In the aftermath of the upsetting removal of prison populations from Tier 1B of vaccination in CA, and the horribleness of the Colorado debate over vaccinating in prisons, come more unscientific blends of public health and deservedness. Another version of this is the nauseating “inmates-before-Grandma” soundbite from Wisconsin. And today, we hear that Tennessee has scheduled its prison population last in line, because a state advisory panel tasked with deciding in what order residents should receive the COVID-19 vaccine, which acknowledged that prison populations were high-risk, concluded that prioritizing them for inoculation could be a “public relations nightmare.” Kimberly Kruesi and Jonathan Mattise of the Associated Press report:
Documents from the meetings of the Pandemic Vaccine Planning Stakeholder group, did, in fact, stress the importance of the general public seeing that inmates “are people” who should be treated as “part of the community” and “if untreated they will be a vector of general population transmission.” Yet the documents concede that providing the vaccine to inmates would result in “lots of media inquiries.”
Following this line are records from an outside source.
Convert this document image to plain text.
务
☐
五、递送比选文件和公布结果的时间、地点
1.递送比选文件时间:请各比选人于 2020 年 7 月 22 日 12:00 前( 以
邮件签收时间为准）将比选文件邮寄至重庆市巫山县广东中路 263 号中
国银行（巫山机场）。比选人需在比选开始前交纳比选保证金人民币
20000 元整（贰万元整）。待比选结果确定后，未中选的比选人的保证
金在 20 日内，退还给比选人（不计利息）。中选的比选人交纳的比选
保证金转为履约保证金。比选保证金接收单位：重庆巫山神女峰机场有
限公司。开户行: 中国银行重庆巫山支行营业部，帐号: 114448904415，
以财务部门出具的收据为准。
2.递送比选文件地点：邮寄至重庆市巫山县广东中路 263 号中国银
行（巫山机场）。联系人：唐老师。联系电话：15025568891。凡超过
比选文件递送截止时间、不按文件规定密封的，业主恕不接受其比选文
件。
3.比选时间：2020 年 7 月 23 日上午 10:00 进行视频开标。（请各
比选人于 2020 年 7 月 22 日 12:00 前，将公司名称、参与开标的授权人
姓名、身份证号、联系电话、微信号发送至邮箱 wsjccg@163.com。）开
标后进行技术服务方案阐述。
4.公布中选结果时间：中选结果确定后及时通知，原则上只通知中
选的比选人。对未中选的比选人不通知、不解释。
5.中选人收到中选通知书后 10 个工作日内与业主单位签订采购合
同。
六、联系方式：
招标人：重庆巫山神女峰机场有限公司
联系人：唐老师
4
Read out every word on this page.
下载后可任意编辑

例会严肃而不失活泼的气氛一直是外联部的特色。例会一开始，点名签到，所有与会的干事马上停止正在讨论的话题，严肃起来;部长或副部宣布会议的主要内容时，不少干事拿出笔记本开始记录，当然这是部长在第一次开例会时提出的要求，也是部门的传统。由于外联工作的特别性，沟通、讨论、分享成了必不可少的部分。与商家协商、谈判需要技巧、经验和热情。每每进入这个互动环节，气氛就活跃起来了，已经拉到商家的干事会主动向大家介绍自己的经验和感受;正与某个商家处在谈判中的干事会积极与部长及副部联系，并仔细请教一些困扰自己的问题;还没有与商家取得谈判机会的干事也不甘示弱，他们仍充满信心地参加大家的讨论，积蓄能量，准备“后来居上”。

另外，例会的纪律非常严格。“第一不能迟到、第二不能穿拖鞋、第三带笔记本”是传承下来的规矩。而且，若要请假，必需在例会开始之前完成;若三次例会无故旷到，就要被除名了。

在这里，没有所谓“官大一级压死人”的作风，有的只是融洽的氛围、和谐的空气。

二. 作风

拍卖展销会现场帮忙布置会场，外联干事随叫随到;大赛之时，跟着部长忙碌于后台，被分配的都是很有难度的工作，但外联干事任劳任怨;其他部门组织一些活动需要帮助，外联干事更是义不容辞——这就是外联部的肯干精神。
The panel comprises roughly 40 public health agencies, lawmakers, health care coalitions, emergency management and other organizations. Because it serves in an advisory capacity it is not required under Tennessee law to meet publicly, and no audio recordings of the meetings exist, according to the Department of Health. The AP obtained the meeting notes through a public records request.
According to the documents, the group first met, virtually, on Sept. 22, before vaccines were available. Tennessee’s incarcerated population came up during that meeting, when the committee talked about populations that may have been overlooked.
“Understand it would be a (public relations) nightmare but a possible liability to the state,” states one document, which is not attributed to anyone by name.
Later, in December, when the group met to discuss moving up certain age groups, as well as teachers, inmates were once again considered.
“If we get hit hard in jails it affects the whole community. Disease leaves corrections facilities and reenters general society as inmates cycle out of their sentencing,” the document reads, adding that when inmates get the disease “it is the taxpayers that have to absorb the bill for treatment.”
Ultimately, corrections workers and jailers were bumped up to one of the earliest slots, alongside first responders. Meanwhile, inmates remained in the last eligible group. Even now, senior inmates who may qualify under the state’s age qualifications are still not getting immunized.
I’m not only disgusted, but puzzled. Do people in Tennessee (and Wisconsin, and Colorado, and apparently now California) not understand (1) how prisons work or (2) how contagion spreads? Chapter 5 of our book-in-progress Fester: Carceral Permeability and the California COVID-19 Prison Disaster relies on modeling, some our own based on primary data and some developed by others, to show that tackling the outbreaks in prisons should be a priority not just from a humanitarian standpoint, but also from a sheer selfish perspective.
Consider the graph above, which shows infections over time in three groups of California counties: Counties with prisons in them, counties within 20 miles of prisons, and counties farther away. The waves of infection are clearly visible, not only in the sense that more distant counties have fewer cases, but also in that the outbreaks there occur later.
Consider also this more general graph of CDCR infections and overall state infections:
Our data shows that peaks in state infections closely follow (by “closely” we mean, a delay of about 14 days) peaks in prison infections. We can also show that the number of CDCR facilities within a given county correlates with the infection rate in the county:
Over the last few days, people of various political persuasions have talked with me about this, making some variation or other of the argument that “taxpaying, honest folks should be first in line.” Rather than launching into schoolmarmish scolding of their morals (tempting as it was), all I did was show them these three graphs. Vaccinating “inmates-before-Grandma” does not mean “inmates-at-the-expense-of-Grandma.” Eliminating Petri dishes for the virus is beneficial to everyone.